Officers assigned to the staff should be proven shipboard operators in the all the major warfare areas. They should be qualified as ASW Evaluators and Shipboard Tactical Action Officers. Four post-department surface warfare officers would be assigned to the staff. They would serve as lead officers for current operation (COPs), future operations and plans (FOPs), training, and readiness, and serve staggered 24 month tours. Officers would follow an assignment track within these billets to afford experience in all four jobs, culminating as COPs or FOPs. These leaders should be post-department head officers eligible and competitive for command at sea.

There would be four post-division officer tour officers assigned to this staff structure. These would be qualified as surface warfare officers and served as an Anti-Submarine Warfare Officers/Evaluators, Tomahawk Engagement Control Officers, and/or hold Warfare Coordinator Qualification. These officers would be selected for department head and due course, that is, competitive for further advancement. All of these officers would attend the Staff Watch Officer, Joint Maritime Tactics Course, Maritime Staff Officer’s Course, and specialty schools as necessary. Officer who trained with foreign navies at their principal warfare officer courses and planning courses would also be sought after to bring Coalition Integration to bear.

There would be 3 senior chiefs and 8 chief petty officers permanently assigned to this staff. The senior chief petty officers (SCPOs) would be from the ratings of Sonar Technicians, Operations Specialists, and Information Systems Technicians each would have successfully completed shipboard leading chief petty officer (LCPO) tours. They should respectively hold advanced Navy Enlisted Classifications in the ASW field, achieved senior-level air controller qualifications, and hold Communication Watch Officer and associated computer network management credentials. Assigned LCPOs in rates depicted would provide technical and watchstanding expertise in their rate. All SCPO and CPOs would complete the STWO/JMTC course work and additional rate specific training. The remaining enlisted sailors would be first or second class petty officers (E6/E5), and trained as watchstanders to support the 6 section watchbill and planning cell.
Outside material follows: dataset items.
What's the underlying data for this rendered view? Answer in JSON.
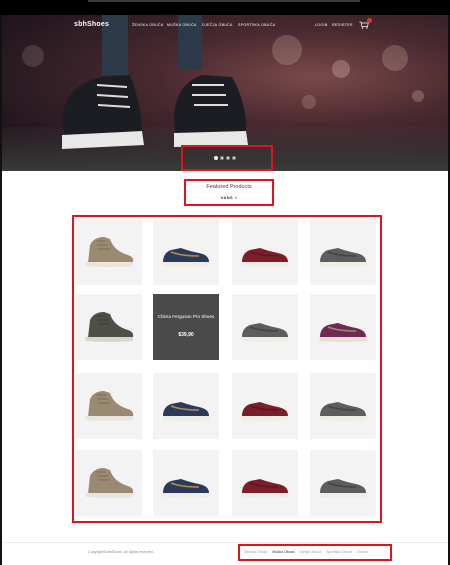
{
  "brand": {
    "logo_text": "sbhShoes"
  },
  "nav": {
    "items": [
      {
        "label": "ŽENSKA OBUĆA"
      },
      {
        "label": "MUŠKA OBUĆA"
      },
      {
        "label": "DJEČJA OBUĆA"
      },
      {
        "label": "SPORTSKA OBUĆA"
      }
    ],
    "login": "LOGIN",
    "register": "REGISTER",
    "cart_icon": "cart-icon"
  },
  "slider": {
    "count": 4,
    "active_index": 0
  },
  "featured": {
    "title": "Featured Products",
    "filter": "VANS ˅"
  },
  "products": [
    {
      "style": "hightop-tan"
    },
    {
      "style": "low-navy"
    },
    {
      "style": "low-maroon"
    },
    {
      "style": "low-grey"
    },
    {
      "style": "hightop-dark"
    },
    {
      "style": "hover",
      "name": "Chima Ferguson Pro Shoes",
      "price": "$39,90"
    },
    {
      "style": "low-grey"
    },
    {
      "style": "low-purple"
    },
    {
      "style": "hightop-tan"
    },
    {
      "style": "low-navy"
    },
    {
      "style": "low-maroon"
    },
    {
      "style": "low-grey"
    },
    {
      "style": "hightop-tan"
    },
    {
      "style": "low-navy"
    },
    {
      "style": "low-maroon"
    },
    {
      "style": "low-grey"
    }
  ],
  "footer": {
    "copyright": "Copyright©sbhShoes. All rights reserved.",
    "links": [
      {
        "label": "Ženska Obuća",
        "active": false
      },
      {
        "label": "Muška Obuća",
        "active": true
      },
      {
        "label": "Dječja Obuća",
        "active": false
      },
      {
        "label": "Sportska Obuća",
        "active": false
      },
      {
        "label": "Onami",
        "active": false
      }
    ]
  },
  "colors": {
    "highlight": "#e0151b",
    "hover_tile": "#4a4a4a"
  }
}
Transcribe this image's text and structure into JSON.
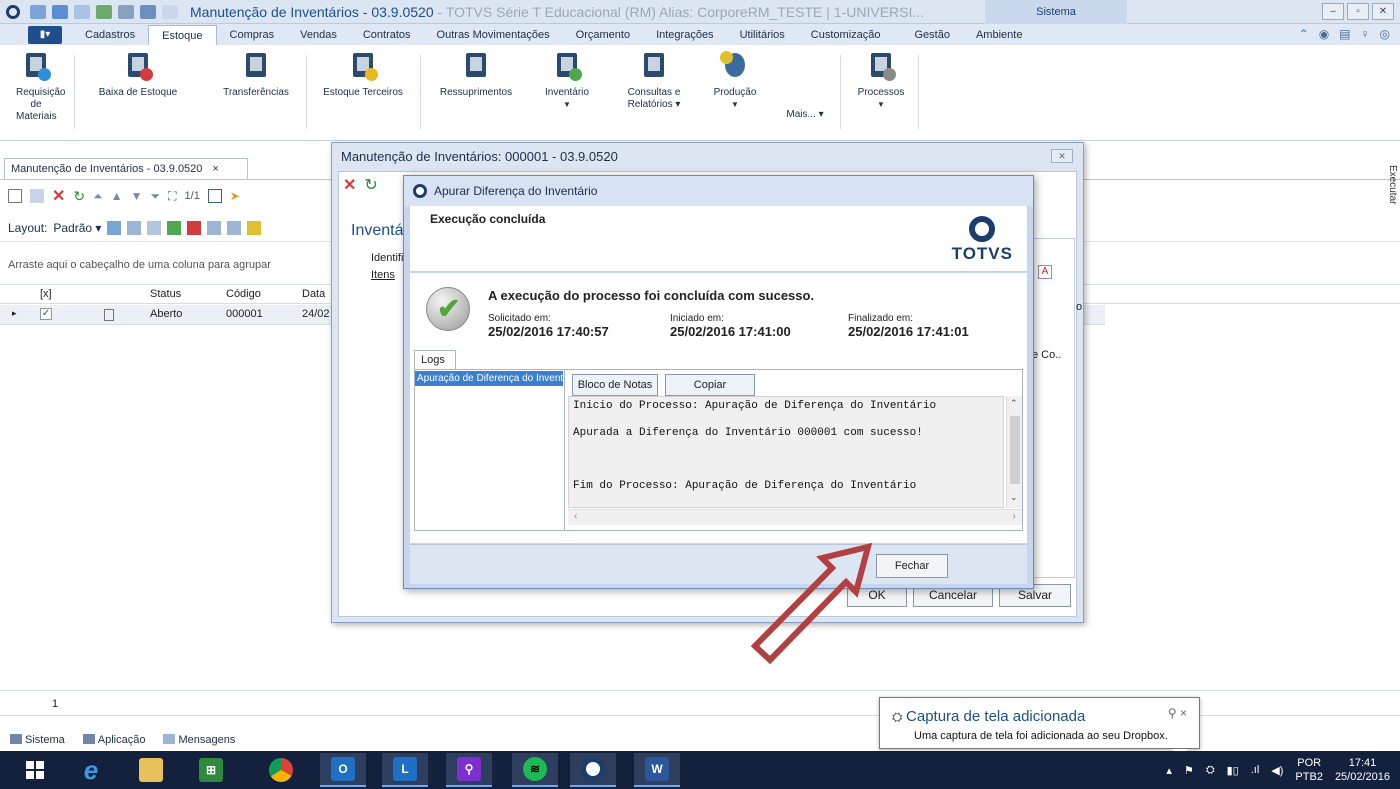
{
  "window": {
    "title": "Manutenção de Inventários - 03.9.0520",
    "title_suffix": " - TOTVS Série T Educacional (RM) Alias: CorporeRM_TESTE | 1-UNIVERSI...",
    "sistema_label": "Sistema"
  },
  "menu": {
    "app_button": "▮▾",
    "tabs": [
      "Cadastros",
      "Estoque",
      "Compras",
      "Vendas",
      "Contratos",
      "Outras Movimentações",
      "Orçamento",
      "Integrações",
      "Utilitários",
      "Customização",
      "Gestão",
      "Ambiente"
    ],
    "active_tab": "Estoque"
  },
  "ribbon": {
    "items": [
      {
        "label": "Requisição\nde Materiais"
      },
      {
        "label": "Baixa de Estoque"
      },
      {
        "label": "Transferências"
      },
      {
        "label": "Estoque Terceiros"
      },
      {
        "label": "Ressuprimentos"
      },
      {
        "label": "Inventário"
      },
      {
        "label": "Consultas e\nRelatórios ▾"
      },
      {
        "label": "Produção"
      },
      {
        "label": "Mais... ▾"
      },
      {
        "label": "Processos"
      }
    ]
  },
  "doc_tab": {
    "label": "Manutenção de Inventários - 03.9.0520",
    "close": "×"
  },
  "toolbar": {
    "pager": "1/1",
    "layout_label": "Layout:",
    "layout_value": "Padrão ▾"
  },
  "grid": {
    "group_hint": "Arraste aqui o cabeçalho de uma coluna para agrupar",
    "headers": {
      "check": "[x]",
      "status": "Status",
      "codigo": "Código",
      "data": "Data"
    },
    "row": {
      "status": "Aberto",
      "codigo": "000001",
      "data": "24/02"
    },
    "page": "1"
  },
  "side_panel": {
    "executar": "Executar"
  },
  "bottom_tabs": [
    "Sistema",
    "Aplicação",
    "Mensagens"
  ],
  "outer_dialog": {
    "title": "Manutenção de Inventários: 000001 - 03.9.0520",
    "heading": "Inventá",
    "label_identifi": "Identifi",
    "label_itens": "Itens",
    "right_cell": "e Co..",
    "right_col": "o",
    "buttons": {
      "ok": "OK",
      "cancelar": "Cancelar",
      "salvar": "Salvar"
    }
  },
  "inner_dialog": {
    "title": "Apurar Diferença do Inventário",
    "status_header": "Execução concluída",
    "logo_text": "TOTVS",
    "success_message": "A execução do processo foi concluída com sucesso.",
    "solicitado_label": "Solicitado em:",
    "solicitado_value": "25/02/2016 17:40:57",
    "iniciado_label": "Iniciado em:",
    "iniciado_value": "25/02/2016 17:41:00",
    "finalizado_label": "Finalizado em:",
    "finalizado_value": "25/02/2016 17:41:01",
    "logs_tab": "Logs",
    "log_item": "Apuração de Diferença do Inventário",
    "bloco_notas": "Bloco de Notas",
    "copiar": "Copiar",
    "log_lines": [
      "Inicio do Processo: Apuração de Diferença do Inventário",
      "Apurada a Diferença do Inventário 000001 com sucesso!",
      "Fim do Processo: Apuração de Diferença do Inventário"
    ],
    "fechar": "Fechar"
  },
  "toast": {
    "title": "Captura de tela adicionada",
    "message": "Uma captura de tela foi adicionada ao seu Dropbox.",
    "close": "× "
  },
  "tray": {
    "lang": "POR",
    "layout": "PTB2",
    "time": "17:41",
    "date": "25/02/2016"
  },
  "colors": {
    "accent": "#1c4f8a",
    "taskbar": "#14213d",
    "arrow": "#b34040"
  }
}
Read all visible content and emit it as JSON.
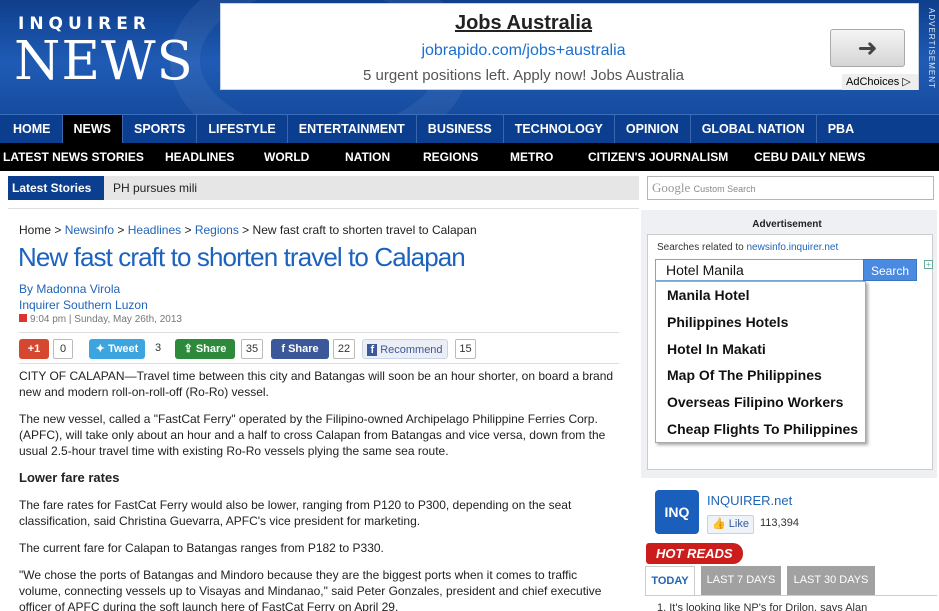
{
  "header": {
    "logo_top": "INQUIRER",
    "logo_main": "NEWS",
    "advertisement_vertical": "ADVERTISEMENT"
  },
  "top_ad": {
    "title": "Jobs Australia",
    "url": "jobrapido.com/jobs+australia",
    "description": "5 urgent positions left. Apply now! Jobs Australia",
    "adchoices": "AdChoices ▷",
    "arrow_icon": "arrow-right-icon"
  },
  "nav_primary": [
    "HOME",
    "NEWS",
    "SPORTS",
    "LIFESTYLE",
    "ENTERTAINMENT",
    "BUSINESS",
    "TECHNOLOGY",
    "OPINION",
    "GLOBAL NATION",
    "PBA"
  ],
  "nav_primary_active": "NEWS",
  "nav_secondary": [
    "LATEST NEWS STORIES",
    "HEADLINES",
    "WORLD",
    "NATION",
    "REGIONS",
    "METRO",
    "CITIZEN'S JOURNALISM",
    "CEBU DAILY NEWS"
  ],
  "latest": {
    "label": "Latest Stories",
    "ticker": "PH pursues mili"
  },
  "search": {
    "google": "Google",
    "custom": "Custom Search"
  },
  "article": {
    "breadcrumb": {
      "home": "Home",
      "newsinfo": "Newsinfo",
      "headlines": "Headlines",
      "regions": "Regions",
      "current": "New fast craft to shorten travel to Calapan"
    },
    "headline": "New fast craft to shorten travel to Calapan",
    "author": "By Madonna Virola",
    "source": "Inquirer Southern Luzon",
    "date": "9:04 pm | Sunday, May 26th, 2013",
    "share": {
      "gplus_label": "+1",
      "gplus_count": "0",
      "tweet_label": "Tweet",
      "tweet_count": "3",
      "share_label": "Share",
      "share_count": "35",
      "fb_share_label": "Share",
      "fb_share_count": "22",
      "recommend_label": "Recommend",
      "recommend_count": "15"
    },
    "paragraphs": [
      "CITY OF CALAPAN—Travel time between this city and Batangas will soon be an hour shorter, on board a brand new and modern roll-on-roll-off (Ro-Ro) vessel.",
      "The new vessel, called a \"FastCat Ferry\" operated by the Filipino-owned Archipelago Philippine Ferries Corp. (APFC), will take only about an hour and a half to cross Calapan from Batangas and vice versa, down from the usual 2.5-hour travel time with existing Ro-Ro vessels plying the same sea route."
    ],
    "subhead": "Lower fare rates",
    "paragraphs2": [
      "The fare rates for FastCat Ferry would also be lower, ranging from P120 to P300, depending on the seat classification, said Christina Guevarra, APFC's vice president for marketing.",
      "The current fare for Calapan to Batangas ranges from P182 to P330.",
      "\"We chose the ports of Batangas and Mindoro because they are the biggest ports when it comes to traffic volume, connecting vessels up to Visayas and Mindanao,\" said Peter Gonzales, president and chief executive officer of APFC during the soft launch here of FastCat Ferry on April 29."
    ]
  },
  "side_ad": {
    "label": "Advertisement",
    "searches_prefix": "Searches related to",
    "searches_site": "newsinfo.inquirer.net",
    "input_value": "Hotel Manila",
    "button": "Search",
    "options": [
      "Manila Hotel",
      "Philippines Hotels",
      "Hotel In Makati",
      "Map Of The Philippines",
      "Overseas Filipino Workers",
      "Cheap Flights To Philippines"
    ]
  },
  "inquirer_net": {
    "logo": "INQ",
    "name": "INQUIRER.net",
    "like": "Like",
    "count": "113,394"
  },
  "hot_reads": {
    "label": "HOT READS",
    "tabs": [
      "TODAY",
      "LAST 7 DAYS",
      "LAST 30 DAYS"
    ],
    "active_tab": "TODAY",
    "first_item": "1.  It's looking like NP's for Drilon, says Alan"
  }
}
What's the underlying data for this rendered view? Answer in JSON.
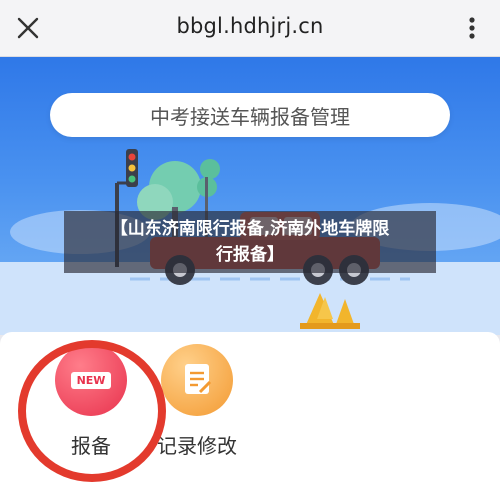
{
  "browser": {
    "url": "bbgl.hdhjrj.cn",
    "icons": {
      "close": "close-icon",
      "menu": "more-vertical-icon"
    }
  },
  "hero": {
    "title": "中考接送车辆报备管理",
    "overlay_line1": "【山东济南限行报备,济南外地车牌限",
    "overlay_line2": "行报备】"
  },
  "actions": [
    {
      "label": "报备",
      "badge": "NEW",
      "color": "#e8324d",
      "icon": "new-badge-icon"
    },
    {
      "label": "记录修改",
      "color": "#f39a32",
      "icon": "document-edit-icon"
    }
  ],
  "colors": {
    "hero_top": "#2f78e8",
    "hero_bottom": "#7ab6f6",
    "highlight_ring": "#e33a2d"
  }
}
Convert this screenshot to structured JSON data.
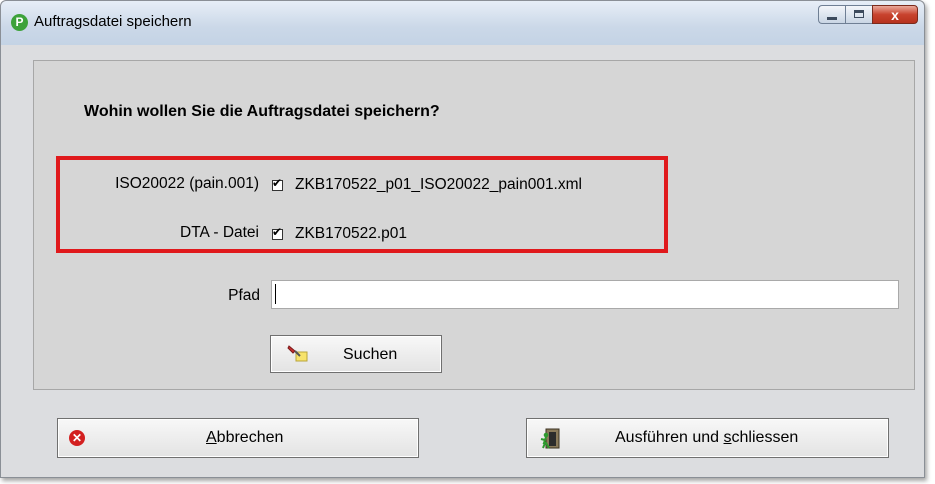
{
  "window": {
    "title": "Auftragsdatei speichern",
    "app_icon_glyph": "P",
    "close_glyph": "x"
  },
  "dialog": {
    "question": "Wohin wollen Sie die Auftragsdatei speichern?",
    "iso": {
      "label": "ISO20022 (pain.001)",
      "checked": true,
      "filename": "ZKB170522_p01_ISO20022_pain001.xml"
    },
    "dta": {
      "label": "DTA - Datei",
      "checked": true,
      "filename": "ZKB170522.p01"
    },
    "path": {
      "label": "Pfad",
      "value": ""
    },
    "search_button": {
      "label": "Suchen",
      "icon": "brush-icon"
    }
  },
  "buttons": {
    "cancel": {
      "pre": "",
      "mnemonic": "A",
      "post": "bbrechen",
      "icon": "cancel-icon"
    },
    "execute": {
      "pre": "Ausführen und ",
      "mnemonic": "s",
      "post": "chliessen",
      "icon": "exit-door-icon"
    }
  },
  "colors": {
    "highlight_border": "#e0191c",
    "panel_bg": "#d6d6d6",
    "window_bg": "#dcdde0"
  }
}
This staff would include support from additional warfare communities. The IW cell would be comprised of a lieutenant commander (O4) maritime space officer and a lieutenant (O3) intelligence officer. The IW community would provide a lieutenant commander (O4) Information Professional officer to manage communications requirements for this rapidly-deployable team. The team would be rounded out with the addition of two aviators: an MH-60R pilot and a P-8A naval flight officer. Their experience would be crucial in planning and for watchstander assistance during training and operations.

Certification Process

The proposed DESRON staff would be assigned to the Carrier Strike Group commander for administrative purposes. The DESRON staff would follow the Carrier Strike Group’s optimized fleet response plan (OFRP) progression (i.e., maintenance phase, basic phase, advanced phase, integrated phase, deployment, and sustainment phase). The staff would be deployable from deployment through the end of sustainment phase, and its qualifications would lapse as the CSG entered the maintenance phase.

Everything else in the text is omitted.